Mortos e fantasmas no meio do deserto: é hora de ler Pedro Páramo
Abro um sorriso quando algum leitor me diz ter lido tal livro ou conhecido determinado autor por minha causa. Carrego a boa culpa de ter aproximado ou apresentado nomes como Roberto Bolaño, Samanta Schweblin, Ariana Harwicz e Murilo Rubião a um punhado de gente. Saber disso —e sei porque me contam— ajuda a confirmar que o trabalho tem seu sentido, cumpre seu propósito.
"Pedro Páramo", de Juan Rulfo, está entre esses nomaços que, de tanto martelar, convenci alguns leitores a darem uma olhada no livro. Há quem volte para me agradecer. Até hoje ninguém me xingou, não por isso.
A série de "Cem Anos de Solidão", baseada no clássico de Gabriel García Márquez, estreou na Netflix. "Ainda Estou Aqui", adaptação de uma obra de Marcelo Rubens Paiva, tem feito sucesso tremendo nos cinemas. E nessa leva de literatura inspirando o que vemos nas telas também está um novo filme baseado em "Pedro Páramo".
É a deixa para que eu repita o que falei ao escrever sobre "Cem Anos de Solidão". Sinto-me à vontade para ser taxativo com alguns raros livros porque é desperdício passar pela vida sem aproveitarmos essas maravilhas.
Tanto faz se assistirá ou não ao filme, mas leia "Pedro Páramo". E se já leu, releia. E se não foi adiante na sua primeira tentativa de leitura, tente de novo. Insista até conseguir. Se precisar de uma força, recomendo buscar pelo trabalho de Eliz Oliveira, pelo episódio do "30 Minutos" sobre a obra e por uma edição do podcast da Página Cinco a respeito de Rulfo.
"Vim a Comala porque me disseram que aqui vivia meu pai, um tal de Pedro Páramo", lemos na abertura do romance, aqui traduzido por Eric Nepomuceno em edição da José Olympio.
Daí em diante o leitor é levado para uma jornada na qual ficará confuso com as muitas vozes da história. São elas que aos poucos nos permitem compor o que foi Comala, lugar desértico e mais quente do que o inferno.
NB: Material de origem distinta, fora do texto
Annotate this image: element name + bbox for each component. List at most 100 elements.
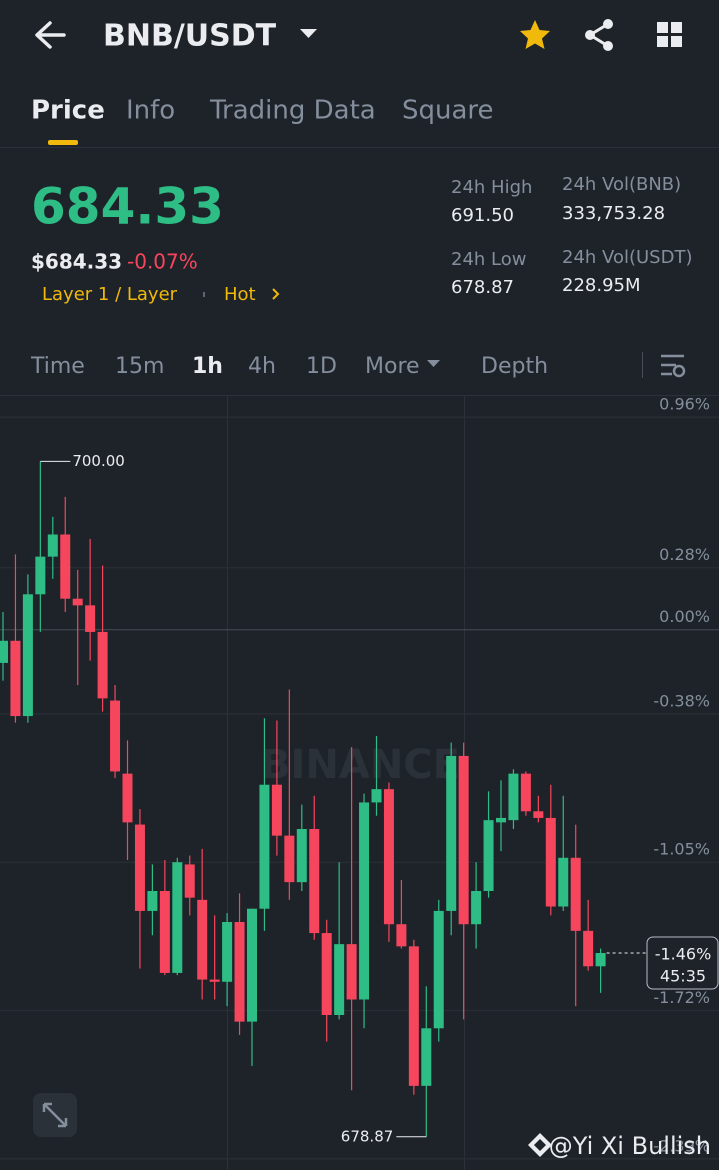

Quem está vivo? Quem está morto? Tô conseguindo entender o que se passa? Meu deus do céu, para onde essa história está indo? Acho que me perdi. São perturbações comuns a qualquer leitor nos primeiros contatos com o romance de Rulfo.
O conselho que posso dar é: siga em frente. Não será uma jornada tranquila, mas a recompensa para quem persiste pelas cento e poucas páginas é imensa.
Conforme um mosaico se constrói, passamos a compreender melhor quem foi o tal de Pedro Páramo, espécie de fazendeiro todo-poderoso que mandava, desmandava e barbarizava o seu povoado. Escrito sob os ecos da revolução mexicana, é um livro violento, marcado pela linguagem seca e por passagens fantásticas.
"Há vários livros dentro deste romance conciso e contido. Uma história de amor desmesurado, desesperado e belo; também uma história da injustiça; outra, de vingança; e mais um painel depurado e amargo da realidade social nos campos do México de uma época imprecisa e, por isso mesmo, permanente; e também a história de um filho à procura do pai; e a de um povoado habitado por mortos e fantasmas", enumera Eric no prefácio do volume que tenho em mãos.
Muitas vezes, "Pedro Páramo" é lembrado como o trabalho que mostrou para Gabo os caminhos que um romance poderia tomar. Junto de Kafka, ler Rulfo mudou a vida do colombiano e forjou sua literatura. É uma influência direta e reconhecida para "Cem Anos de Solidão". É muito mais do que isso, porém.
"Pedro Páramo" não deve ser lembrado apenas pelo que influenciou nem encarado como um ensaio para depois chegar em Gabo —o que, além do mais, seria um equívoco. O romance de Rulfo, autor de uma obra literária espetacular composta apenas de dois volumes, é imperdível por si só, um dos grandes livros da história, peça central da literatura latino-americana.
E não, ver o filme ou a série não substitui a leitura de um texto literário. Não sejamos toscos.